I was eleven when it happened and remember the rumors first and then - very late - the reports of an "incident" - of course everything was "under control". The truth came slowly during the next few days.
And then we waited anxiously when the "cloud" would cross our area and if it would rain in these days - it did. Contaminated particles were washed out from the cloud and hit the ground. All the firefighters had endless decontamination drills. It was very threatening - and we would not play outside, the school breaks were in the house. We would not eat mushrooms, beans, peas, and wild game - the dosis has not returned to "normal" . Some do not eat these things until today - and it happened quite some hundreds of kilometers away from Bavaria.
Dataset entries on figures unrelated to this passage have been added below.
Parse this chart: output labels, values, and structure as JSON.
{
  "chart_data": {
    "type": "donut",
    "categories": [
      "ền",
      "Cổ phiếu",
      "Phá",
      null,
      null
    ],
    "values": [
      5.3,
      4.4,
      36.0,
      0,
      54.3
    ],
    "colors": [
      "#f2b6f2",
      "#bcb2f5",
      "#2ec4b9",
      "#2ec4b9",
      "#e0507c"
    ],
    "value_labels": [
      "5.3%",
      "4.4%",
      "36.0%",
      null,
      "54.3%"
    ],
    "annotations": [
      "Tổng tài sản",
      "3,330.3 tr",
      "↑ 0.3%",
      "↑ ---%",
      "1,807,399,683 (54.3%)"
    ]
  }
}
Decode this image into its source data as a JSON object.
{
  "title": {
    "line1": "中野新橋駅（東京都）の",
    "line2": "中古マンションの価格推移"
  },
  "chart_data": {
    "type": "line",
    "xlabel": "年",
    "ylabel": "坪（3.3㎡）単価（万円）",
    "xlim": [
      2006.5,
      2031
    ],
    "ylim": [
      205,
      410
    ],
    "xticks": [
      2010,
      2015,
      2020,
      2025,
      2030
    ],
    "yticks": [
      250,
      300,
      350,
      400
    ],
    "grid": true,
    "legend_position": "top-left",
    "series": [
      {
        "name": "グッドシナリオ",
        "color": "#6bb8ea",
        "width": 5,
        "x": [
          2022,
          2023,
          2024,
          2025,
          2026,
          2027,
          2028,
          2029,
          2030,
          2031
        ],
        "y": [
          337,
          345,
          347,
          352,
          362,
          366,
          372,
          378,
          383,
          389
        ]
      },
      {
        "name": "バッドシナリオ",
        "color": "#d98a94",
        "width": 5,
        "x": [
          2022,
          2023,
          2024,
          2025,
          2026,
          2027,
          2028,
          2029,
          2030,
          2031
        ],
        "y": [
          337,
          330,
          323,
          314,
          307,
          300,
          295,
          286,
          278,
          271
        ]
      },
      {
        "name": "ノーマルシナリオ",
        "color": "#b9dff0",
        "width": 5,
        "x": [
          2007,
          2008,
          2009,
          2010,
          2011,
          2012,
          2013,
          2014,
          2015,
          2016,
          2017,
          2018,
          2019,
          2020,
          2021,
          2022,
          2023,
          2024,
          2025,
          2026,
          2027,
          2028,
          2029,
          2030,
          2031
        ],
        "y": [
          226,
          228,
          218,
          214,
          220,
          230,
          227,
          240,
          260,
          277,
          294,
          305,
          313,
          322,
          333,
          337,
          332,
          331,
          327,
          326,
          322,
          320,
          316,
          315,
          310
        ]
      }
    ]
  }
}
There are still some plants of the Chernobyl-type (with little improvements) that produce electricity right in our neighbourhood - just over the Czech-border, less than 20 km from the frontier. Why is it that they place te atomic plants near the frontiers? It is always said that chances of a big accident are "minimal" but if it happens the outcome is terrible. What if Sept 11th would not have hit the twin towers but an atomic power- plant? I am very critical about these things you see - but I see too that atomic energy is a way to get independent from OPEC etc...
Are you in the US sure that no fallout is left from the surface-tests of the atomic bombs in the 50s? Makes me shiver when I think of what they told the soldiers back then (do not look into the light, take cover, wait there until the pressure-wave passes - then "charge".)